Designing robots that can learn through reinforcement learning — as humans and animals do — would make robots more computationally efficient. “We want to build algorithms that do not require all this data, cleaning and annotation and all the expenses behind collecting data when there is something that can be built and can be cheaply put into the field and can learn by itself,” Giammarino says.
However, Giammarino and his collaborators quickly realized that this would not be an easy feat; in humans and animals, the learning process takes a lifetime and is largely inefficient.
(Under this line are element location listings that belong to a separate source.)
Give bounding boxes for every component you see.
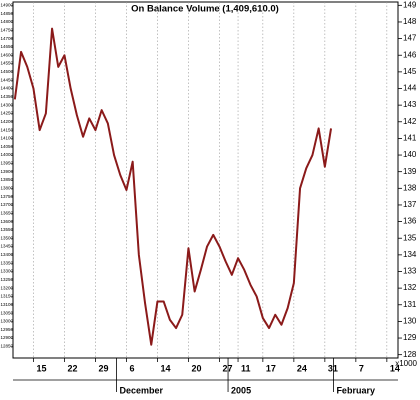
y-tick-label: 145: [403, 67, 417, 76]
chart-title: On Balance Volume (1,409,610.0): [131, 4, 279, 15]
x-tick-label: 14: [390, 363, 400, 373]
y-tick-label: 134: [403, 250, 417, 259]
x-tick-label: 11: [241, 363, 251, 373]
plot-frame: [12, 1, 399, 359]
y-tick-label: 146: [403, 50, 417, 59]
line-series: [13, 27, 333, 346]
x-tick-label: 29: [98, 363, 108, 373]
x-tick-label: 17: [266, 363, 276, 373]
unit-label: x1000: [395, 359, 417, 368]
y-left-tick-label: 13500: [1, 235, 14, 240]
y-left-tick-label: 13350: [1, 260, 14, 265]
y-tick-label: 139: [403, 167, 417, 176]
x-tick-label: 20: [191, 363, 201, 373]
y-left-tick-label: 13300: [1, 269, 14, 274]
y-left-tick-label: 13750: [1, 194, 14, 199]
y-left-tick-label: 13600: [1, 219, 14, 224]
y-left-tick-label: 14050: [1, 144, 14, 149]
x-tick-label: 14: [160, 363, 170, 373]
y-left-tick-label: 13050: [1, 310, 14, 315]
y-left-tick-label: 13200: [1, 285, 14, 290]
y-tick-label: 147: [403, 34, 417, 43]
y-left-tick-label: 14500: [1, 69, 14, 74]
y-left-tick-label: 14350: [1, 94, 14, 99]
y-left-tick-label: 13150: [1, 294, 14, 299]
y-tick-label: 131: [403, 300, 417, 309]
x-tick-label: 7: [359, 363, 364, 373]
y-left-tick-label: 14200: [1, 119, 14, 124]
x-tick-label: 6: [129, 363, 134, 373]
y-tick-label: 129: [403, 333, 417, 342]
y-tick-label: 140: [403, 150, 417, 159]
y-left-tick-label: 14000: [1, 152, 14, 157]
y-left-tick-label: 12900: [1, 335, 14, 340]
y-tick-label: 132: [403, 283, 417, 292]
y-left-tick-label: 13800: [1, 186, 14, 191]
y-left-tick-label: 14250: [1, 111, 14, 116]
x-group-label: 2005: [231, 385, 251, 395]
y-left-tick-label: 14750: [1, 27, 14, 32]
y-tick-label: 128: [403, 350, 417, 359]
x-group-label: December: [119, 385, 163, 395]
y-left-tick-label: 13900: [1, 169, 14, 174]
y-tick-label: 143: [403, 100, 417, 109]
y-left-tick-label: 13100: [1, 302, 14, 307]
x-tick-label: 24: [297, 363, 307, 373]
y-tick-label: 149: [403, 0, 417, 9]
y-left-tick-label: 13000: [1, 319, 14, 324]
y-left-tick-label: 13450: [1, 244, 14, 249]
y-left-tick-label: 14700: [1, 36, 14, 41]
y-left-tick-label: 13950: [1, 161, 14, 166]
y-left-tick-label: 14450: [1, 77, 14, 82]
y-left-tick-label: 12850: [1, 344, 14, 349]
x-tick-label: 15: [36, 363, 46, 373]
y-tick-label: 141: [403, 134, 417, 143]
y-tick-label: 136: [403, 217, 417, 226]
x-group-label: February: [336, 385, 375, 395]
x-tick-label: 31: [328, 363, 338, 373]
y-left-tick-label: 13250: [1, 277, 14, 282]
x-tick-label: 27: [222, 363, 232, 373]
y-left-tick-label: 14850: [1, 11, 14, 16]
x-tick-label: 22: [67, 363, 77, 373]
y-left-tick-label: 13550: [1, 227, 14, 232]
y-tick-label: 148: [403, 17, 417, 26]
y-left-tick-label: 14150: [1, 127, 14, 132]
y-tick-label: 137: [403, 200, 417, 209]
y-left-tick-label: 13700: [1, 202, 14, 207]
y-left-tick-label: 14650: [1, 44, 14, 49]
y-left-tick-label: 14600: [1, 52, 14, 57]
y-left-tick-label: 13850: [1, 177, 14, 182]
y-tick-label: 142: [403, 117, 417, 126]
y-tick-label: 144: [403, 84, 417, 93]
y-left-tick-label: 14100: [1, 136, 14, 141]
y-tick-label: 138: [403, 183, 417, 192]
y-left-tick-label: 12950: [1, 327, 14, 332]
y-left-tick-label: 14550: [1, 61, 14, 66]
y-left-tick-label: 14900: [1, 3, 14, 8]
y-left-tick-label: 14400: [1, 86, 14, 91]
y-tick-label: 130: [403, 317, 417, 326]
y-left-tick-label: 13400: [1, 252, 14, 257]
y-tick-label: 135: [403, 233, 417, 242]
y-left-tick-label: 13650: [1, 210, 14, 215]
y-left-tick-label: 14300: [1, 102, 14, 107]
y-tick-label: 133: [403, 267, 417, 276]
y-left-tick-label: 14800: [1, 19, 14, 24]
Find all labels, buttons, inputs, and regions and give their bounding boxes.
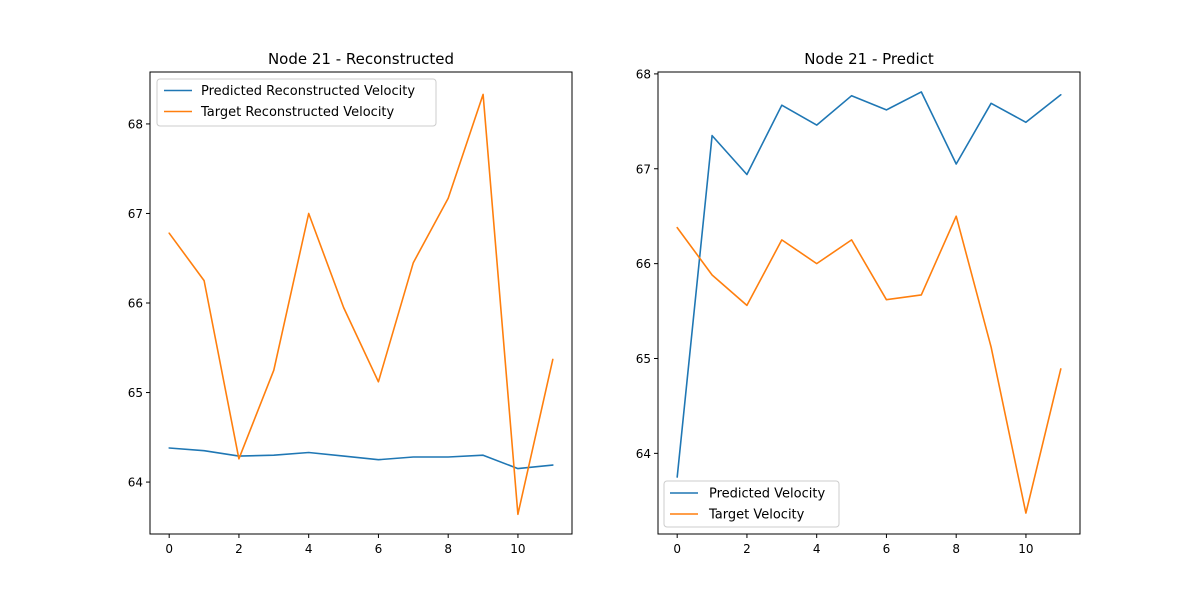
y-tick-label: 66 — [128, 297, 143, 311]
x-tick-label: 6 — [883, 542, 891, 556]
x-tick-label: 8 — [444, 542, 452, 556]
legend: Predicted Reconstructed Velocity Target … — [156, 78, 437, 127]
predicted-series-line — [676, 91, 1062, 478]
predicted-series-line — [168, 447, 554, 470]
x-tick-label: 0 — [165, 542, 173, 556]
plot-lines — [676, 91, 1062, 514]
legend-box — [156, 78, 437, 127]
y-tick-label: 65 — [636, 352, 651, 366]
plot-frame — [149, 71, 573, 535]
chart-title: Node 21 - Predict — [804, 50, 934, 68]
legend-label-predicted: Predicted Velocity — [709, 487, 825, 502]
y-tick-label: 67 — [636, 162, 651, 176]
plot-lines — [168, 93, 554, 516]
chart-reconstructed: Node 21 - Reconstructed 0 2 4 6 8 10646566676… — [128, 50, 573, 556]
x-tick-label: 4 — [813, 542, 821, 556]
y-tick-label: 64 — [636, 447, 651, 461]
y-tick-label: 68 — [128, 117, 143, 131]
x-tick-label: 10 — [1018, 542, 1033, 556]
x-tick-label: 2 — [743, 542, 751, 556]
y-tick-label: 67 — [128, 207, 143, 221]
x-tick-label: 4 — [305, 542, 313, 556]
x-tick-label: 6 — [375, 542, 383, 556]
x-tick-label: 0 — [673, 542, 681, 556]
target-series-line — [676, 215, 1062, 514]
y-tick-label: 65 — [128, 386, 143, 400]
legend-box — [663, 480, 840, 528]
y-tick-label: 66 — [636, 257, 651, 271]
y-tick-label: 64 — [128, 476, 143, 490]
chart-title: Node 21 - Reconstructed — [268, 50, 454, 68]
legend-label-target: Target Reconstructed Velocity — [200, 105, 395, 120]
x-tick-label: 8 — [952, 542, 960, 556]
legend-label-target: Target Velocity — [708, 508, 805, 523]
plot-frame — [657, 71, 1081, 535]
legend: Predicted Velocity Target Velocity — [663, 480, 840, 528]
target-series-line — [168, 93, 554, 516]
y-tick-label: 68 — [636, 67, 651, 81]
x-tick-label: 2 — [235, 542, 243, 556]
x-tick-label: 10 — [510, 542, 525, 556]
legend-label-predicted: Predicted Reconstructed Velocity — [201, 84, 415, 99]
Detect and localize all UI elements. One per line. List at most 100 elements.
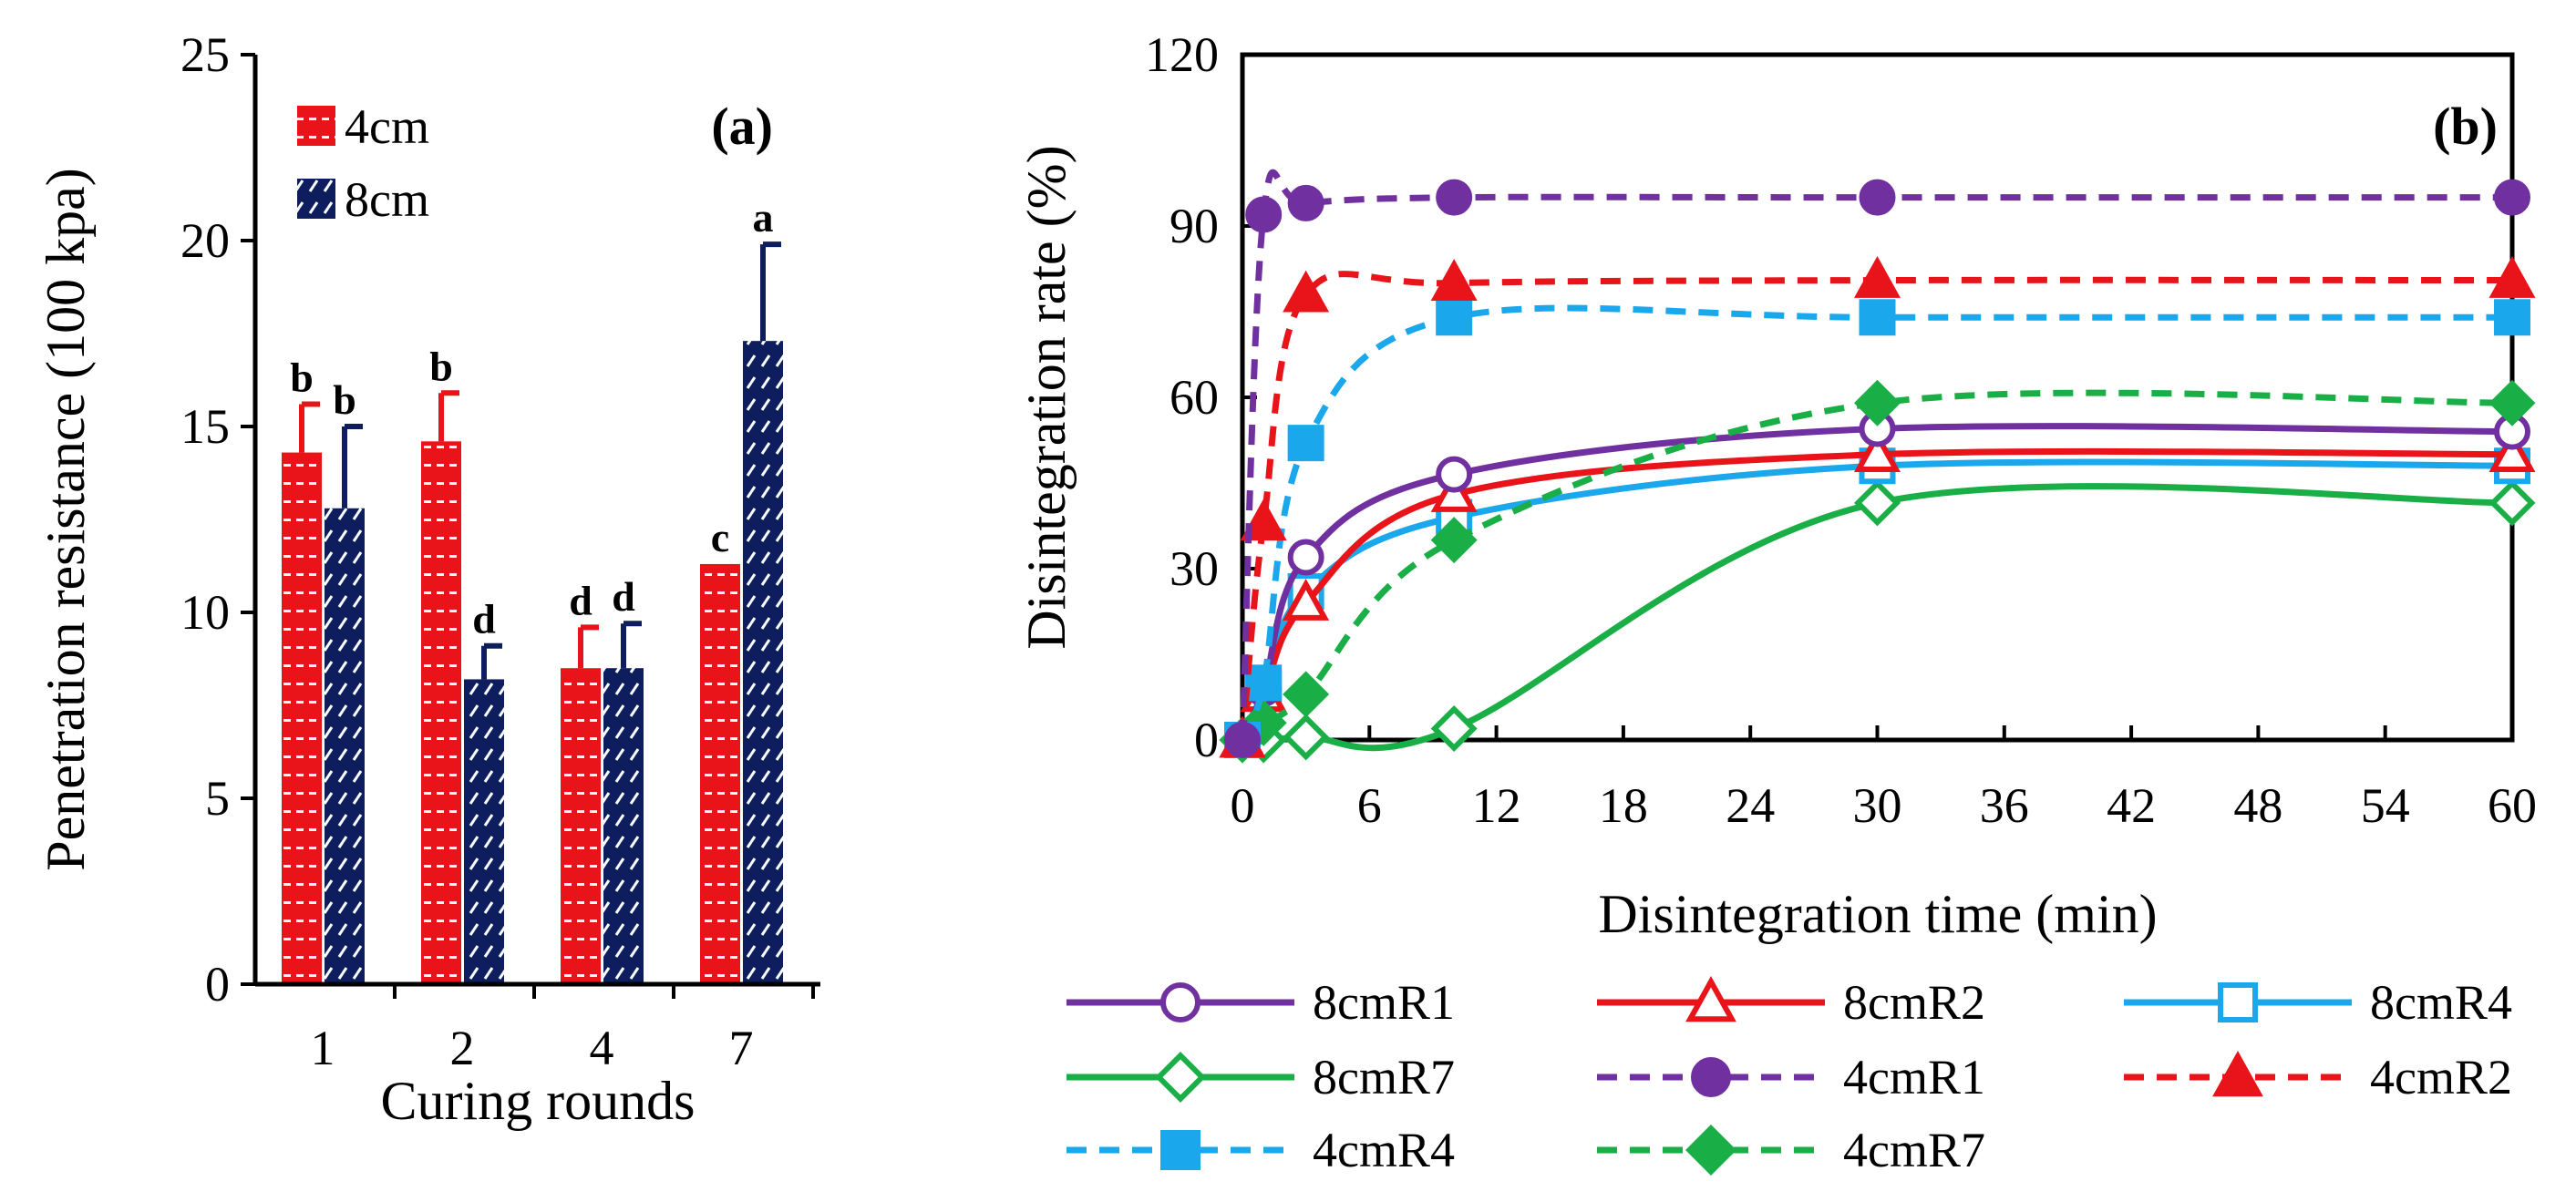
legend-entry-4cmR1: 4cmR1: [1597, 1050, 1985, 1104]
bar-series: b bbd d dca: [282, 194, 783, 984]
y-axis-label: Penetration resistance (100 kpa): [36, 168, 96, 870]
bar-4cm-round-2: [421, 441, 461, 984]
data-point-8cmR1-t3: [1287, 539, 1324, 576]
x-axis-label: Curing rounds: [381, 1071, 696, 1131]
legend-marker-8cmR7: [1155, 1052, 1206, 1103]
x-tick-label: 6: [1357, 778, 1382, 833]
data-point-8cmR7-t10: [1430, 704, 1478, 752]
data-point-4cmR4-t60: [2494, 299, 2530, 336]
legend-entry-8cmR7: 8cmR7: [1066, 1050, 1455, 1104]
significance-letter: a: [753, 194, 774, 241]
data-point-4cmR2-t1: [1240, 498, 1287, 541]
data-point-4cmR2-t60: [2488, 255, 2536, 298]
series-line-8cmR1: [1239, 423, 2513, 742]
x-tick-label: 4: [590, 1021, 614, 1075]
legend-label-4cmR1: 4cmR1: [1843, 1050, 1985, 1104]
bar-8cm-round-1: [325, 508, 365, 984]
panel-label-a: (a): [711, 97, 773, 156]
panel-label-b: (b): [2433, 97, 2498, 156]
legend-marker-4cmR2: [2212, 1051, 2263, 1097]
y-tick-label: 60: [1170, 370, 1219, 425]
legend-marker-4cmR4: [1160, 1130, 1200, 1170]
significance-letter: d: [569, 577, 592, 623]
series-8cmR1: [1224, 410, 2530, 758]
data-point-4cmR7-t30: [1854, 379, 1901, 426]
data-point-4cmR1-t3: [1287, 184, 1324, 221]
data-point-4cmR1-t10: [1436, 179, 1473, 216]
legend: 4cm 8cm: [297, 99, 429, 227]
legend-label-4cmR4: 4cmR4: [1313, 1123, 1455, 1177]
data-point-4cmR2-t3: [1283, 270, 1330, 313]
data-point-4cmR7-t3: [1283, 671, 1330, 718]
legend-label-8cm: 8cm: [345, 172, 429, 227]
data-point-4cmR4-t3: [1287, 425, 1324, 462]
x-tick-label: 30: [1853, 778, 1902, 833]
data-point-8cmR1-t10: [1436, 456, 1473, 493]
series-4cmR4: [1224, 299, 2530, 758]
data-point-8cmR7-t60: [2488, 479, 2536, 527]
data-point-8cmR2-t30: [1854, 430, 1901, 472]
y-tick-label: 5: [205, 771, 230, 826]
x-tick-label: 54: [2361, 778, 2410, 833]
legend-entry-4cmR4: 4cmR4: [1066, 1123, 1455, 1177]
x-tick-label: 1: [311, 1021, 335, 1075]
x-tick-label: 36: [1980, 778, 2029, 833]
y-tick-label: 120: [1145, 27, 1219, 82]
legend-label-4cmR2: 4cmR2: [2370, 1050, 2512, 1104]
x-tick-label: 7: [729, 1021, 754, 1075]
legend-entry-4cmR2: 4cmR2: [2124, 1050, 2512, 1104]
x-tick-label: 24: [1726, 778, 1775, 833]
data-point-8cmR7-t30: [1854, 479, 1901, 527]
legend-label-8cmR7: 8cmR7: [1313, 1050, 1455, 1104]
significance-letter: b: [290, 354, 314, 401]
legend-label-8cmR1: 8cmR1: [1313, 975, 1455, 1030]
line-series: [1219, 169, 2536, 764]
axis-ticks: 0 30 60 90 120 0 6 12 18 24 30 36 42 48 54 60: [1145, 27, 2537, 833]
data-point-4cmR1-t30: [1859, 179, 1896, 216]
significance-letter: c: [711, 514, 729, 560]
x-tick-label: 42: [2107, 778, 2156, 833]
x-tick-label: 48: [2233, 778, 2282, 833]
legend-marker-4cmR7: [1685, 1125, 1736, 1176]
y-axis-label: Disintegration rate (%): [1016, 145, 1077, 649]
legend-entry-8cmR1: 8cmR1: [1066, 975, 1455, 1030]
legend-marker-8cmR2: [1685, 976, 1736, 1022]
y-axis-ticks: 0 5 10 15 20 25 1 2 4 7: [180, 27, 815, 1075]
x-tick-label: 18: [1599, 778, 1648, 833]
series-line-8cmR2: [1239, 447, 2513, 742]
legend-label-4cmR7: 4cmR7: [1843, 1123, 1985, 1177]
series-line-4cmR1: [1239, 169, 2512, 741]
x-tick-label: 12: [1472, 778, 1521, 833]
legend-swatch-8cm: [297, 179, 335, 219]
x-tick-label: 0: [1231, 778, 1255, 833]
legend-entry-4cmR7: 4cmR7: [1597, 1123, 1985, 1177]
data-point-4cmR7-t10: [1430, 517, 1478, 564]
series-4cmR1: [1224, 169, 2530, 758]
y-tick-label: 30: [1170, 541, 1219, 596]
data-point-8cmR2-t60: [2488, 430, 2536, 472]
legend-label-8cmR2: 8cmR2: [1843, 975, 1985, 1030]
bar-4cm-round-4: [561, 668, 601, 984]
data-point-4cmR1-t1: [1245, 196, 1283, 233]
y-tick-label: 90: [1170, 199, 1219, 253]
legend-label-8cmR4: 8cmR4: [2370, 975, 2512, 1030]
x-axis-label: Disintegration time (min): [1598, 884, 2157, 944]
data-point-4cmR1-t60: [2494, 179, 2530, 216]
significance-letter: d: [612, 573, 635, 620]
y-tick-label: 0: [205, 957, 230, 1012]
legend-entry-8cmR4: 8cmR4: [2124, 975, 2512, 1030]
y-tick-label: 25: [180, 27, 230, 82]
line-chart-panel: 0 30 60 90 120 0 6 12 18 24 30 36 42 48 54 60 Disintegr…: [1016, 27, 2537, 1177]
significance-letter: b: [429, 343, 453, 389]
series-line-4cmR4: [1239, 304, 2512, 742]
y-tick-label: 20: [180, 213, 230, 268]
legend-swatch-4cm: [297, 106, 335, 146]
legend-entry-8cmR2: 8cmR2: [1597, 975, 1985, 1030]
legend-marker-8cmR4: [2218, 982, 2258, 1022]
x-tick-label: 60: [2488, 778, 2537, 833]
significance-letter: b: [333, 376, 356, 423]
bar-8cm-round-7: [743, 341, 783, 984]
y-tick-label: 0: [1194, 713, 1219, 767]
To combat this inefficiency, Giammarino and his collaborators decided to use behavioral data from humans and animals to enhance and improve this learning process for robots, starting with simple experiments such as getting from point A to point B in a room.
During the research process, Giammarino’s role is to begin by thinking about the problem and how to address it. To do this, he and his collaborators come up with a research question and then look for solutions to these questions from data. Their data comes from experiments involving humans and animals, many of which are conducted in the Center for Systems Neuroscience labs led by Michael Hasselmo and Chantal Stern. The first step is to leverage imitation learning techniques, getting the robot to imitate what animals in humans do in similar settings. Then, they try to decrease the complexity of their algorithm — making it easier and quicker for the robot to follow — before letting it improve upon what it has learned through reinforcement learning. Once these are developed, neuroscientists become involved, followed by a discussion and defense phase, during which the team looks for problems in their work and tries to improve upon them.
One recently published paper that Giammarino worked on, “Opportunities and Challenges from Using Animal Videos in Reinforcement Learning for Navigation,” was presented in Yokohama, Japan last summer. In the paper, he and his collaborators focus on the problem of imitation learning from visual observations, where the learning agent has access to videos of experts as its sole learning source. Further, they address the challenges that arise from this framework and describe how they plan to tackle these problems. Currently, Giammarino is working on the paper, “Adversarial Imitation Learning from Visual Observations using Latent Information,” in which he investigates the use of observations in animal videos to improve reinforcement learning efficiency and performance in navigation tasks.
“Vittorio is working on a very challenging and important set of problems,” said Paschalidis, Giammarino’s Ph.D. advisor. “He has made important progress, particularly tackling the very realistic setup where one may not be able to observe the true internal states and corresponding actions of an expert we wish to imitate,” added Paschalidis.
Giammarino completed his undergraduate studies at the University of Bologna in Italy and Tongji University in China, where he majored in Automation Engineering. He also received a Master of Science from the Delft University of Technology in Systems and Control. In the future, he hopes to pursue a career in an industrial-related field such as robotics, recommendation systems, or energy.